Beni de çok germişti. Korku filmleri üzerinden anlatayım. Bir korku filmi izlerken cinli şeytanlı bir filmse gerçek olmadığını bildiğimiz için çok korkmayız. Uzaylı temalı bir filmse gerçek olsa bile bize denk gelme ihtimali imkansıza yakın olduğundan çok korkmayız. Seri katil temalı filmlerde çoğunlukla yine bize denk gelme ihtimali imkansıza yakın olduğundan çok korkmayız. Ama eğer bir seri katil hikayesi yeterince iyi işlenmişse bizi diğer hepsinden fazla korkutabilir. Monster ise izlediğim en sağlam seri katil hikayelerinden biri. Lost(monster daha eski ama olsun), Ejderha Dövmeli Kız(monster bundan da eski diye biliyorum), The Fugitive ve Hannibal Lecter hikayelerinin muhteşem bir karışımı. Çok da spoiler sayılmaz aslında ama Bence en ilginç yanı Johan’ı hikayenin ilk 25 bölümünde toplam 10 dakika civarı görmemize rağmen her sahnede varlığını hissetmek. Son olarak hikayenin sonunu beğenmeyen varsa şu videoyu izlesin. (ingilizce)

2 Beğeni

Bu kısımda dediğinize kesinlikle katılıyorum. Anime o yüzden çok geriyordu zaten. Fazla gerçekçiydi. Her an kendimi ölebilir hissetmiştim. Korku filmlerinden de dediğiniz sebeplerden dolayı korkmam ama Monster beni etkilemişti.

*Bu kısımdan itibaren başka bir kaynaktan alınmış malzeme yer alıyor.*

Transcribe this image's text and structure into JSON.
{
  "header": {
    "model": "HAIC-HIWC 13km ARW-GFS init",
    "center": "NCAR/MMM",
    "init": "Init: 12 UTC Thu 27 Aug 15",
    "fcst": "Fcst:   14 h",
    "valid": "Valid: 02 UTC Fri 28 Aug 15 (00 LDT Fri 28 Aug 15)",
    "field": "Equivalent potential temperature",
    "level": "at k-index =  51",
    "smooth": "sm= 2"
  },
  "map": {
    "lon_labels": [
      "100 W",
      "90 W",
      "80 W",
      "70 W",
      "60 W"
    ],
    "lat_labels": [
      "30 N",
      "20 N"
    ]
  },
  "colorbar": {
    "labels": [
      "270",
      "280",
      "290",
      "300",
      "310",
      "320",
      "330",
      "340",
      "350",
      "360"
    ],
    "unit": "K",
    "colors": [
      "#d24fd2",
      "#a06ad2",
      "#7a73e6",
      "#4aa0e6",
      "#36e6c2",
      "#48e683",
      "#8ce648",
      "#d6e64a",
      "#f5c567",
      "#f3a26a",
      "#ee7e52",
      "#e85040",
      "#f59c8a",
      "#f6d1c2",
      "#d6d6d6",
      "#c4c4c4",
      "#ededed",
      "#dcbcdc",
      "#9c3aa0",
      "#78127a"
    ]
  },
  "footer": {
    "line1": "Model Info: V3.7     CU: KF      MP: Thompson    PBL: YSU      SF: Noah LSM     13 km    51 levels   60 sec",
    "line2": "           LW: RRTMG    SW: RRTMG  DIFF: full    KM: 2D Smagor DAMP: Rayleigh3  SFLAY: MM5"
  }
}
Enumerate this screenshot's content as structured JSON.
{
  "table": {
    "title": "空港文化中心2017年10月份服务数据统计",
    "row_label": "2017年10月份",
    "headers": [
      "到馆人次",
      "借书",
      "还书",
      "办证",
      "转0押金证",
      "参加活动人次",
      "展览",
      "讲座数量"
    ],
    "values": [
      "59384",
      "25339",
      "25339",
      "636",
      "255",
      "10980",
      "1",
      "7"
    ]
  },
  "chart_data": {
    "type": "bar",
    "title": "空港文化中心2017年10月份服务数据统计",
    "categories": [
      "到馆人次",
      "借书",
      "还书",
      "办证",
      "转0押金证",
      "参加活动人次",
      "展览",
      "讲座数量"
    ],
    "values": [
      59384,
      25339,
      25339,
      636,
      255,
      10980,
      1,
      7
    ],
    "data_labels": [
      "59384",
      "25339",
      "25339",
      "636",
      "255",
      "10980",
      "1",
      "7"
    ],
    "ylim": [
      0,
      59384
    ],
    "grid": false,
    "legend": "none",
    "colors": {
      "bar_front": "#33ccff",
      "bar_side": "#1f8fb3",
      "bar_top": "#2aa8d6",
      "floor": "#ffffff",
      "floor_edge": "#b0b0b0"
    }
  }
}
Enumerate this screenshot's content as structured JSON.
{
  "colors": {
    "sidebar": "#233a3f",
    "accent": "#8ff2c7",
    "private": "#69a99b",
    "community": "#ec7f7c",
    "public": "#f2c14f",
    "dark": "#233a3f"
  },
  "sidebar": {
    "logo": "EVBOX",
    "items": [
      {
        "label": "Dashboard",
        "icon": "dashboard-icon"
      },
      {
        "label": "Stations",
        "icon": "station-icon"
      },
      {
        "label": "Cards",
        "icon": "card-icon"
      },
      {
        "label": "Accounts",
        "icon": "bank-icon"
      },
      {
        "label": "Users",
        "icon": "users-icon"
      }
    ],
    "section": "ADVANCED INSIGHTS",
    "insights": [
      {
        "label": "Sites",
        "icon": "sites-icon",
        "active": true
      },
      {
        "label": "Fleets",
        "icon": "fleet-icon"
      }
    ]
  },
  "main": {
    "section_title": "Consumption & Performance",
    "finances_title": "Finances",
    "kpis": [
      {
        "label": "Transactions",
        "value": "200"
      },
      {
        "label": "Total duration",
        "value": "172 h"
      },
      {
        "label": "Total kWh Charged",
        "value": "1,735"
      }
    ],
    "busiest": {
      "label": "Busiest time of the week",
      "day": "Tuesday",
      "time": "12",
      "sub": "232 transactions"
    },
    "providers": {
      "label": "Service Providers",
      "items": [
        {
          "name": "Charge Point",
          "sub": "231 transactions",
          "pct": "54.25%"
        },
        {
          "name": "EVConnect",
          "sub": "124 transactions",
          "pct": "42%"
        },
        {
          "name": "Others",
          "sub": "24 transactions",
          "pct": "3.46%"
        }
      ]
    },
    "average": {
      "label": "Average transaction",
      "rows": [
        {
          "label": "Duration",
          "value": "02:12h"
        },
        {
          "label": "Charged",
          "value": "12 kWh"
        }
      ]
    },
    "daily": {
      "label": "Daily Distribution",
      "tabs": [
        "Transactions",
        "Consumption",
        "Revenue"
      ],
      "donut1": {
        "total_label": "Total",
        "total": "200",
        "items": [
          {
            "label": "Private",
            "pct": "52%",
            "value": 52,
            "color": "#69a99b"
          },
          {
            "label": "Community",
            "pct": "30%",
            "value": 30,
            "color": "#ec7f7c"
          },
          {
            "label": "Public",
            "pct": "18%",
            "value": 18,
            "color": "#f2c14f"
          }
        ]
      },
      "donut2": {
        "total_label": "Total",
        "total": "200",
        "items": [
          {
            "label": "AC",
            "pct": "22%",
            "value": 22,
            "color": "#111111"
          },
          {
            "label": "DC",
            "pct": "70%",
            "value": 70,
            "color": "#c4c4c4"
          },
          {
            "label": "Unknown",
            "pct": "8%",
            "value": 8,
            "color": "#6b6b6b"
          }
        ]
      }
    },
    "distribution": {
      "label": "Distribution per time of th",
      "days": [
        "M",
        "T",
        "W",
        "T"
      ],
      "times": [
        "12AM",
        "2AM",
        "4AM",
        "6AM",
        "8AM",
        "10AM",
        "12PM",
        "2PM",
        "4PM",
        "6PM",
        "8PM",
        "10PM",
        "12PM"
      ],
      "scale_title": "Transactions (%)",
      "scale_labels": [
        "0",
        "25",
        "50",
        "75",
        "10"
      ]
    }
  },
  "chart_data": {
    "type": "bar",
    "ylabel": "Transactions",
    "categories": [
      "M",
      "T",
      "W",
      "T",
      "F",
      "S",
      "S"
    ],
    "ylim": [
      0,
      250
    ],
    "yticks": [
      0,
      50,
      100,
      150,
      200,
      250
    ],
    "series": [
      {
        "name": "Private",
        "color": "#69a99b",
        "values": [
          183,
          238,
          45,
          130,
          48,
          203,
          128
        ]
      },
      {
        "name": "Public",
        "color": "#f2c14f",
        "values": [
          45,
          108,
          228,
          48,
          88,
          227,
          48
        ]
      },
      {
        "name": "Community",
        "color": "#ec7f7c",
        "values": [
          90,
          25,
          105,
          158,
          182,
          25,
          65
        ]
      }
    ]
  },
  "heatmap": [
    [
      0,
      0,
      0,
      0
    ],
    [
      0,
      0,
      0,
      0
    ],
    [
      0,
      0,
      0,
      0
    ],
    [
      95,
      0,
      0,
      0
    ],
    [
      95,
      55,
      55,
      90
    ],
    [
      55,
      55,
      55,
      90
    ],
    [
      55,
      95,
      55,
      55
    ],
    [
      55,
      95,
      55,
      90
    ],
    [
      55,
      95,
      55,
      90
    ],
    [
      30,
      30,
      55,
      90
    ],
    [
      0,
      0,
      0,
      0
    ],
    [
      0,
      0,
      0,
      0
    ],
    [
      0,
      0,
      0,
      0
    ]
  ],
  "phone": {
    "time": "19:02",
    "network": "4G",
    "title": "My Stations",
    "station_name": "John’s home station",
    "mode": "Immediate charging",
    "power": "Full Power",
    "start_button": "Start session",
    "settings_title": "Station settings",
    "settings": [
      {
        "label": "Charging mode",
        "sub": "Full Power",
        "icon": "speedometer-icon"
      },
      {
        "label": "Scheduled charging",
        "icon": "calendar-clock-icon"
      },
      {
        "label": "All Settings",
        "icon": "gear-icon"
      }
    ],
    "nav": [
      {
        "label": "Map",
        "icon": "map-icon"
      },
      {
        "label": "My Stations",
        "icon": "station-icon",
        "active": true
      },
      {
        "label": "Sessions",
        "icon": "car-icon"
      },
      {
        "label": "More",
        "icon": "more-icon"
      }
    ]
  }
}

Daha çok yolum varmış desenize. Naruto, one piece ömrümün yarısı eder zaten :joy: @Tilqi_Gin o zaman üstünkörü şu animelerin öykülerine göz atıp öyle başlayayım.

1 Beğeni

Zaten çevirmenler şu animenin şu sahnesine gönderme yapılıyor filan diye üstte not düşüyorlar. Göndermeler de genelde direkt giyim tarzı, replik ya da direkt olan bir olay tarzında oluyor. Mesela en ünlülerinden bleach da ichigonun kılıcı ile yaptığı konuşma sahnesinin tamamen aynısını dalgaya vurulmuş olarak vardır. Çoğunlukta bu şekilde yani. Ama kendi komedisi de üst düzey emin olabilirsiniz. @Tilqi_Gin dediği gibi ama alışma süreci biraz sorun olabiliyor. Ben 4. Başlamamda izlemeye devam ettim öyle söyleyeyim.